Erstmals überhaupt sind die Komoren beim Afrikacup dabei. Bereits die Qualifikation wurde von den 850.000 Einwohnern auf den Inseln des Komorenarchipels im Indischen Ozean entsprechend gefeiert. Nach einem 0:1 zum Auftakt gegen Gabun sowie einer 0:2-Niederlage im zweiten Gruppenspiel gegen Marokko schien das Abenteuer Afrikacup für die Truppe des französischen Teamchefs Amir Abdou in der Vorrunde schon zu Ende zu sein.

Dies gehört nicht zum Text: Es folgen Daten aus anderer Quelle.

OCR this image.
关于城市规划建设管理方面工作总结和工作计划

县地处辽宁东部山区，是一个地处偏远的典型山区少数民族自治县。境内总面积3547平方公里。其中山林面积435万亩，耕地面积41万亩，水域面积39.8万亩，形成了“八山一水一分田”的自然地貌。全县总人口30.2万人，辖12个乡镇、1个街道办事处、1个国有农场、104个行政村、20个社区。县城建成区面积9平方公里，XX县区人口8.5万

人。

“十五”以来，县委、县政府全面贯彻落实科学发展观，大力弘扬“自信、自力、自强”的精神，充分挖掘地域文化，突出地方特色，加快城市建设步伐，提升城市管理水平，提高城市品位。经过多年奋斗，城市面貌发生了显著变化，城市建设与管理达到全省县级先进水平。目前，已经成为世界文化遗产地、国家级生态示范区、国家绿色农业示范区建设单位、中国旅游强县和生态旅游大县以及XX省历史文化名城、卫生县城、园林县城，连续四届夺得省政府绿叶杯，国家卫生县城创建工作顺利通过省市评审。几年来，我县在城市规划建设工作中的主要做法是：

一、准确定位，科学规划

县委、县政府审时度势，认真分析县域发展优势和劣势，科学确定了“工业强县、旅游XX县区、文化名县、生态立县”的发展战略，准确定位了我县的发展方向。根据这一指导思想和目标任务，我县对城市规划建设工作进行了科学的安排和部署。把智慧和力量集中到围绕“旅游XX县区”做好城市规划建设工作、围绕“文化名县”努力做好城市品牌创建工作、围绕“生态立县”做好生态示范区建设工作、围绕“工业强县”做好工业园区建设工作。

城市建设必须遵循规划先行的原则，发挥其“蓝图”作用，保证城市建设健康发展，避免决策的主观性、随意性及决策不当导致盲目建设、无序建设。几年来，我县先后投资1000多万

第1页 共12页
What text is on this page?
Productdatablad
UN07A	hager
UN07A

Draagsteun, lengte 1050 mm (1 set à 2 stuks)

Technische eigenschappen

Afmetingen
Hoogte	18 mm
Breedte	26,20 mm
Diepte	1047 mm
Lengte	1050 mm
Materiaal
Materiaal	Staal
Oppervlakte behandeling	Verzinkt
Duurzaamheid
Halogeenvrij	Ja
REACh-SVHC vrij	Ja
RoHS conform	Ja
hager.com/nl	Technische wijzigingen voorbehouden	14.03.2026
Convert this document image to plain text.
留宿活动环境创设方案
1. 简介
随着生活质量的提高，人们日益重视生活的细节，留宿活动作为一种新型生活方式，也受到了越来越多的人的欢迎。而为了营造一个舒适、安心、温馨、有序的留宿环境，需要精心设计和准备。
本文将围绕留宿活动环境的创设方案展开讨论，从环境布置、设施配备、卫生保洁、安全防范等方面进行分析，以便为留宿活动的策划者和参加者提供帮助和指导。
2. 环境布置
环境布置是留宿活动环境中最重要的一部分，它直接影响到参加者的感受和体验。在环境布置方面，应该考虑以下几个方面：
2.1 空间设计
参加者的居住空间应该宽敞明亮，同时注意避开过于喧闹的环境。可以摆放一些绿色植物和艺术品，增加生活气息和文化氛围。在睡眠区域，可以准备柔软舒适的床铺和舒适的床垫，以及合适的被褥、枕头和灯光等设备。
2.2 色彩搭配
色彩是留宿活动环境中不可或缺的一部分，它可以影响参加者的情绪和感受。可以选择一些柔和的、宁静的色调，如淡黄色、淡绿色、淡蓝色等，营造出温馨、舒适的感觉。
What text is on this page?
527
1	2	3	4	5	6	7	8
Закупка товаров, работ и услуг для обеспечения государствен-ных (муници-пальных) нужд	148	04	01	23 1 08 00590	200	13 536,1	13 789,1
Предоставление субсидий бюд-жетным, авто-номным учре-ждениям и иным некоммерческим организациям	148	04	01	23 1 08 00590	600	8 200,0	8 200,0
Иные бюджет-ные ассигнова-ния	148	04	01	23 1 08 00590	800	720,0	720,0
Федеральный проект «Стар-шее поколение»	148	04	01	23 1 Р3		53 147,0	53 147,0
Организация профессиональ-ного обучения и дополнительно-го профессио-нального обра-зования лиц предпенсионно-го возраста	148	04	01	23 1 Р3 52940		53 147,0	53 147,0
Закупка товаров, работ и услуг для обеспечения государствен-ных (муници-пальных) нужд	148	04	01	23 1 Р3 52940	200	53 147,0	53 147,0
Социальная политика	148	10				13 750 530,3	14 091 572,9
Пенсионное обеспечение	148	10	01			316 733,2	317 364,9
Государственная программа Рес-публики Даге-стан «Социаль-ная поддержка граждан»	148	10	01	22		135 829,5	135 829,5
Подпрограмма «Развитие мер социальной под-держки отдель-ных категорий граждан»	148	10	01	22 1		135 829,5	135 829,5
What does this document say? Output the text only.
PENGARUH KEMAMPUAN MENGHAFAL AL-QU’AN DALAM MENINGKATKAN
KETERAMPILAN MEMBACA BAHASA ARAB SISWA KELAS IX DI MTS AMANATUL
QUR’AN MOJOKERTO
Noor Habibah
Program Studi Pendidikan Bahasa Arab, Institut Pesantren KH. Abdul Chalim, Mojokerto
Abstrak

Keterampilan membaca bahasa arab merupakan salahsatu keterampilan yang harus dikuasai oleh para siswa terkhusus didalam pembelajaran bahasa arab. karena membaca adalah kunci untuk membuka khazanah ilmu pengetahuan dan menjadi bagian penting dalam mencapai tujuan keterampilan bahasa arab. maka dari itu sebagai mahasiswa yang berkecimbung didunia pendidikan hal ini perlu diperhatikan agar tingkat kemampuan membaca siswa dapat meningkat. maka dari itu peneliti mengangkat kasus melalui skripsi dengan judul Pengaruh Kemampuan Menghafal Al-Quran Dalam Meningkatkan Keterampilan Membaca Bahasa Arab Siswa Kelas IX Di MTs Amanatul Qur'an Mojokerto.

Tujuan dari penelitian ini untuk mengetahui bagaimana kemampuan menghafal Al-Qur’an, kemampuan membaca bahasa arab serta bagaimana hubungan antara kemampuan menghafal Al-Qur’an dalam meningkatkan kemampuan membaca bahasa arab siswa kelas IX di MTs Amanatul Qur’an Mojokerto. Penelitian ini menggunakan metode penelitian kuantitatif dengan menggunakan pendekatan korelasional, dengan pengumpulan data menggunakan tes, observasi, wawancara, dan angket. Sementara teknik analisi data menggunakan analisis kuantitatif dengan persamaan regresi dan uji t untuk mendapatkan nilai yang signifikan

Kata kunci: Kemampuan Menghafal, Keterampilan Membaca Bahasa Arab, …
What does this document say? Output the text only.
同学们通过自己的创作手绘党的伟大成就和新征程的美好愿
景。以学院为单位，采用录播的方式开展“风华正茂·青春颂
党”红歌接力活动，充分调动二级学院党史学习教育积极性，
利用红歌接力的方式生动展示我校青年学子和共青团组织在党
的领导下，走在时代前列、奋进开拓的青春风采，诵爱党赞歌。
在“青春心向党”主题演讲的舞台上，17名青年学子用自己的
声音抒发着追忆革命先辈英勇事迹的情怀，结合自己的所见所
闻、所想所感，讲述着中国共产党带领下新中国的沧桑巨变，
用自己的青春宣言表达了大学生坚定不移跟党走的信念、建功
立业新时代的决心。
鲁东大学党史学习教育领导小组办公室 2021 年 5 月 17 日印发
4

Nach der Sensation gegen Ghana, das die Partie nach einer Roten Karte für Kapitän Andre Ayew ab der 25. Minute in Unterzahl bestreiten musste, darf der krasse Außenseiter nun plötzlich aber doch vom Achtelfinale träumen. Aktuell rangiert der Weltranglisten-132. in der Wertung der besten Gruppendritten auf dem vierten Rang und würde damit den Sprung unter die Top 16 gerade noch schaffen. Bis zum Abschluss der Vorrunde wartet auf Kapitän Nadjim Abdou und Co. nun eine Zitterpartie.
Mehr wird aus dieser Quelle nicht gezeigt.